Title company Turnaround
Increasing real estate sales, some new construction contributing to reboundJanuary 17th, 2013
Title companies expect to see continued business growth in the Spokane-Coeur d'Alene area on the heels of a turnaround year that followed a protracted market decline, sources here say.
Anthony Carollo, president of Stewart Title of Spokane Inc., says 2012 was the best year for the agency since 2006 in terms of business volume.
"For our market, revenue and profits were up, and we expect them to be better in 2013 than in 2012," Carollo says.
He attributes the ongoing rebound to an improving real estate market and continued low mortgage interest rates. Title companies also had to become more efficient to survive while the market contracted from 2008 to 2011, Carollo claims.
Stewart Title has 18 employees and hires temporary labor as needed to adjust to fluctuations in the market, he says.
"Our employment is stable," Carollo says. "We haven't lost employees in years."
As economic factors improve or at least remain stable, the surviving companies are enjoying larger market share, he says, noting that four title companies are serving the Spokane market, down from five companies prior to the 2010 merger of First American Title Insurance Co. and Pacific Northwest Title.
Title companies research the legal ownership of property during pending real estate transactions or mortgage refinancings. The research includes checking for unpaid taxes, liens, and other claims against the property. Title companies also coordinate loan documents and sell insurance policies that protect lenders and buyers.
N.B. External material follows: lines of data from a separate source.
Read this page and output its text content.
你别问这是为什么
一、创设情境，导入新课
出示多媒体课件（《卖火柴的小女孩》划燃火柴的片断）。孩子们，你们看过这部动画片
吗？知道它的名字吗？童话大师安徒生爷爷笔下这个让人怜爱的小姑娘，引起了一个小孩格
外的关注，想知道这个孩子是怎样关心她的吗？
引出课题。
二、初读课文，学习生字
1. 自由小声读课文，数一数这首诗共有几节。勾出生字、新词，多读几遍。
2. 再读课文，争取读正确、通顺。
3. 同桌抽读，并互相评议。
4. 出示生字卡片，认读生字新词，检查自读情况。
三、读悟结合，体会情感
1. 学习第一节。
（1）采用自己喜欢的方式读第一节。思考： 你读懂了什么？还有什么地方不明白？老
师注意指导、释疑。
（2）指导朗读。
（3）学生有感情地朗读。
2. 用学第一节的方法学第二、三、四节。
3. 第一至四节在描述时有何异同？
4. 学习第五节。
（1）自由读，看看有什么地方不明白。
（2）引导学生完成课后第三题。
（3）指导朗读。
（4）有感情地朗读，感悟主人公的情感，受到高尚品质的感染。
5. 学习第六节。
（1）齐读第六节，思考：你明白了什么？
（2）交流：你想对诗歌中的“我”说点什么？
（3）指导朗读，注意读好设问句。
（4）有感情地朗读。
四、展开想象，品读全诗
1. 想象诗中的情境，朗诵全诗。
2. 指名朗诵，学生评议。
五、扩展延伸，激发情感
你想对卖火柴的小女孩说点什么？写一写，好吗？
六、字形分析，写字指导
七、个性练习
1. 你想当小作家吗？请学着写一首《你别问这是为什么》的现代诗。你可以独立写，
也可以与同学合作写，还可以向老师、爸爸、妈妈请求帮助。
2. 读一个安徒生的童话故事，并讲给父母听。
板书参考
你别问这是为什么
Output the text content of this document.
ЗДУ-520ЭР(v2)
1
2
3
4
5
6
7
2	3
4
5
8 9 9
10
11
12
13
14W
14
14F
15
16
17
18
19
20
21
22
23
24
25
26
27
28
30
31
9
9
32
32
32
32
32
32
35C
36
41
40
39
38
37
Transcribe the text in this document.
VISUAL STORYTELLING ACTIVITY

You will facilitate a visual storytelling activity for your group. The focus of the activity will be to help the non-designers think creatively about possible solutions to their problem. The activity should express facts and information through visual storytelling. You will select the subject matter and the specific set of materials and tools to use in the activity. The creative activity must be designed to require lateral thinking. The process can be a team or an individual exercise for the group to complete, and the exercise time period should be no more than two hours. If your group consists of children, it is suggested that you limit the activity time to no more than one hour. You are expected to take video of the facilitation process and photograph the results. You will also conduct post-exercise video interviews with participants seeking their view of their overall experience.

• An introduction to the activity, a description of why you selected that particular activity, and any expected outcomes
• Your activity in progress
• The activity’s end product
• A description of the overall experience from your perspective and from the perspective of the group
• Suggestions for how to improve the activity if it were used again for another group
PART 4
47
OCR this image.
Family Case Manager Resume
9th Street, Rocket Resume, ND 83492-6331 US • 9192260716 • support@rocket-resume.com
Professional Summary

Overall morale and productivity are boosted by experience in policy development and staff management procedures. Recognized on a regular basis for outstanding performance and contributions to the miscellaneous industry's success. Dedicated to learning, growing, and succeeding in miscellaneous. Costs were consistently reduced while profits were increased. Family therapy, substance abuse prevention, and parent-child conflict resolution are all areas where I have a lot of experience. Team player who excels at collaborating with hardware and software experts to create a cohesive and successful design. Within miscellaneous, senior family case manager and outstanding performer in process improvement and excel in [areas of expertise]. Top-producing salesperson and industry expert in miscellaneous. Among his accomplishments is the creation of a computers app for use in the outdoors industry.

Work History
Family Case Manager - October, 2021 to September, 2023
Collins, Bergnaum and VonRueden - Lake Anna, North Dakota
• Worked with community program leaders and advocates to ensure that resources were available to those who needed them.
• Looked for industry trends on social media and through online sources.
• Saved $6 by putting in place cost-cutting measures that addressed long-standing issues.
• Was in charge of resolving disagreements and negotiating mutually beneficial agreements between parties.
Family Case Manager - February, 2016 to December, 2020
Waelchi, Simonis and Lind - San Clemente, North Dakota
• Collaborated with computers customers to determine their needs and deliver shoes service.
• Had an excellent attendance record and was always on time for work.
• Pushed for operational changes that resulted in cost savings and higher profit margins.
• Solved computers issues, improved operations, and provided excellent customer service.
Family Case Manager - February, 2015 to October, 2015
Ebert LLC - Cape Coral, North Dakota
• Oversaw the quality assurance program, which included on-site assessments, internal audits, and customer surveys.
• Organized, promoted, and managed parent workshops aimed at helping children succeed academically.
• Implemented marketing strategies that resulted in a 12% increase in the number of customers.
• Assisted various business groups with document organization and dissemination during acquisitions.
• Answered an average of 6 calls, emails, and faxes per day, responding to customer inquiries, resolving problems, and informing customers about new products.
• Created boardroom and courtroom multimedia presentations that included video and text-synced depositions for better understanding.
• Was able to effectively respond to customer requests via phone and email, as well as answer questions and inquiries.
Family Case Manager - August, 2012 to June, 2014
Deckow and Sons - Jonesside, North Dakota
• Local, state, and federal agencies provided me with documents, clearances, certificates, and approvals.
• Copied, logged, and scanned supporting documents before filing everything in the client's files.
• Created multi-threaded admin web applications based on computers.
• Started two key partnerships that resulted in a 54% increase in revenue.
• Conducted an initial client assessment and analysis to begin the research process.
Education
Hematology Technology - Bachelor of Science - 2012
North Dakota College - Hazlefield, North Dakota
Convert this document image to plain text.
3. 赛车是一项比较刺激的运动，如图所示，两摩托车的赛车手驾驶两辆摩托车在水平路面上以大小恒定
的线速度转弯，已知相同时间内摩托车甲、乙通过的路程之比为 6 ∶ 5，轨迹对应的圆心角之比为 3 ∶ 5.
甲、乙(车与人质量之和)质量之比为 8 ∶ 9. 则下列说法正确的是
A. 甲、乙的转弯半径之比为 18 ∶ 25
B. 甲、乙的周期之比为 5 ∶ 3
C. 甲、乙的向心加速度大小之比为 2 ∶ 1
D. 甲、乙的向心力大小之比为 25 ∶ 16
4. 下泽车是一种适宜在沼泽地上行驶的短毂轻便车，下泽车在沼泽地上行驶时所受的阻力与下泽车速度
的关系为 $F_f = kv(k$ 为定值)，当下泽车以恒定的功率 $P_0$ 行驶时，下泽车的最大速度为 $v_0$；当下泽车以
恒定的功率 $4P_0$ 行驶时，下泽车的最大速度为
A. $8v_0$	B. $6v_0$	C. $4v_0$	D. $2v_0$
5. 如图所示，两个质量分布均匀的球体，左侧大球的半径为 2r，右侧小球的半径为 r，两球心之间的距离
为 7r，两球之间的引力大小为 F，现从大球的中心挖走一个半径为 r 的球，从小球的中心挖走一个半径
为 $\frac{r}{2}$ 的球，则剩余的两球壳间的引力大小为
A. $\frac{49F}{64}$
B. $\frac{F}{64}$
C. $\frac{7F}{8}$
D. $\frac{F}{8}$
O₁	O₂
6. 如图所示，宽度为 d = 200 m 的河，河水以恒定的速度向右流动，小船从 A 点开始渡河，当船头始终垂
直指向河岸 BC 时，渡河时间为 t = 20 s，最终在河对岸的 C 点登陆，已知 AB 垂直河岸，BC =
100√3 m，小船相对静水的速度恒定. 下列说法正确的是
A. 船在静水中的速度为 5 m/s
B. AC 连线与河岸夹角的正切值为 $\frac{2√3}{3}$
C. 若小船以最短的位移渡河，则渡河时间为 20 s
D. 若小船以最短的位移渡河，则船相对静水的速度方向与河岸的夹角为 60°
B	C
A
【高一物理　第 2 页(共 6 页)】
Randy McDonald, vice president of Spokane County Title Co., also says 2012 was a turnaround year, compared with 2011, which was the company's slowest year since 1985.
"2011 was very poor," McDonald says. "Last year was much more normal...more typical."
McDonald says he expects steadybut not stellargrowth in 2013.
"I don't expect it to boom, but it's been getting better," he says.
Growth this year likely will come through increases in sales rather than refinancings, McDonald predicts.
"I think refis will flatten out," he says. "Nationally, they could drop a little because there's been so many already."
The foreclosure volume appears to be slowing, which ultimately is good for title companies.
"We do work on foreclosures," he says. "Lenders want a title report to give notice to everybody. As a title company, it's much better for us to have a normal sales market. That's the bread and butter of our business."
Spokane County Title has 49 employees, up from 38 in 2011. Its offices are located at 1010 N. Normandie, in Spokane, and at 11703 E. Sprague, in Spokane Valley. The company closed a North Side office, at 33 E. Lincoln Road, in 2011.
Rick Brown, president of North Idaho Title Co., says that company's workforce stabilized last year at 22 employees, down from 45 in 2008 at its Coeur d'Alene office, at 601 E. Front.
"We're back into the hiring stage, following a three-year trim stage," Brown says.
The company also operates a small office in Sandpoint.
The real estate market has regained stability since investors and speculators "looking for killer deals have cleansed that part of the market," Brown asserts.
"We're seeing some appreciation," he says, adding, "New construction has started to gain traction."
Brown says North Idaho Title tends to stay away from foreclosures, distressed properties, and short sales.
"With short sales, nobody's happy," he says. "It's a tough way to make a buck."
The upper end of the residential market, which had been hit hardest by the real estate slump, is coming back, Brown says.
"We like it when larger transactions happen," he says. "We're on a sliding scale. The bigger the transaction, the higher our premium is."
Overall, new home production also is up modestly, Brown says.
"At least it's going the right way," he says. "We've hit bottom, and it's coming back up."
Brown says services related to real estate sales are North Idaho Title's core business, although the company has seen an uptick in business related to mortgage refinancings.
"Low mortgage rates are driving that," he says.
Some homeowners are taking advantage of low rates to switch to 15-year mortgages from conventional 30-year mortgages, he says.
Lenders also are loosening their grip on credit restrictions, Brown says.
"I think banks are making better decisions," he says. "They're not quite as conservative."
Stewart Title has seen an unusually high proportion of refinance business in the last year, with 60 percent of its business tied to refinancings, and 40 percent driven by real estate sales, as opposed to a typical year when the majority of its services are driven by sales, Carollo says.
"As soon as rates pick up even 1 percent, refis will go away," he says. "People have been saying for a long time that rates can't go lower, but it seems like every six months we have a new low."
Stewart Title's fees have remained constant for a number of years, he says. On a $200,000 house, for example, the buyer and the seller each pay about $760 plus tax.
On a mortgage refinance, only one party, the homeowner, pays. "Generally on a refinance, our income is about half that of a sale," he says.
Most title companies haven't changed their fees in years, he says, adding, "They are just trying to do more production with less cost and labor."
Carollo says Stewart Title is handling brisk winter business.
"Already in January, we're seeing strong orders," he says. "Usually this is the slow season, and it hasn't slowed down that much so far."
Carollo says he expects the market improvement to continue at least through the first half of this year, as mortgage bankers are projecting interest rates to remain low during that period and to start to increase in the third quarter.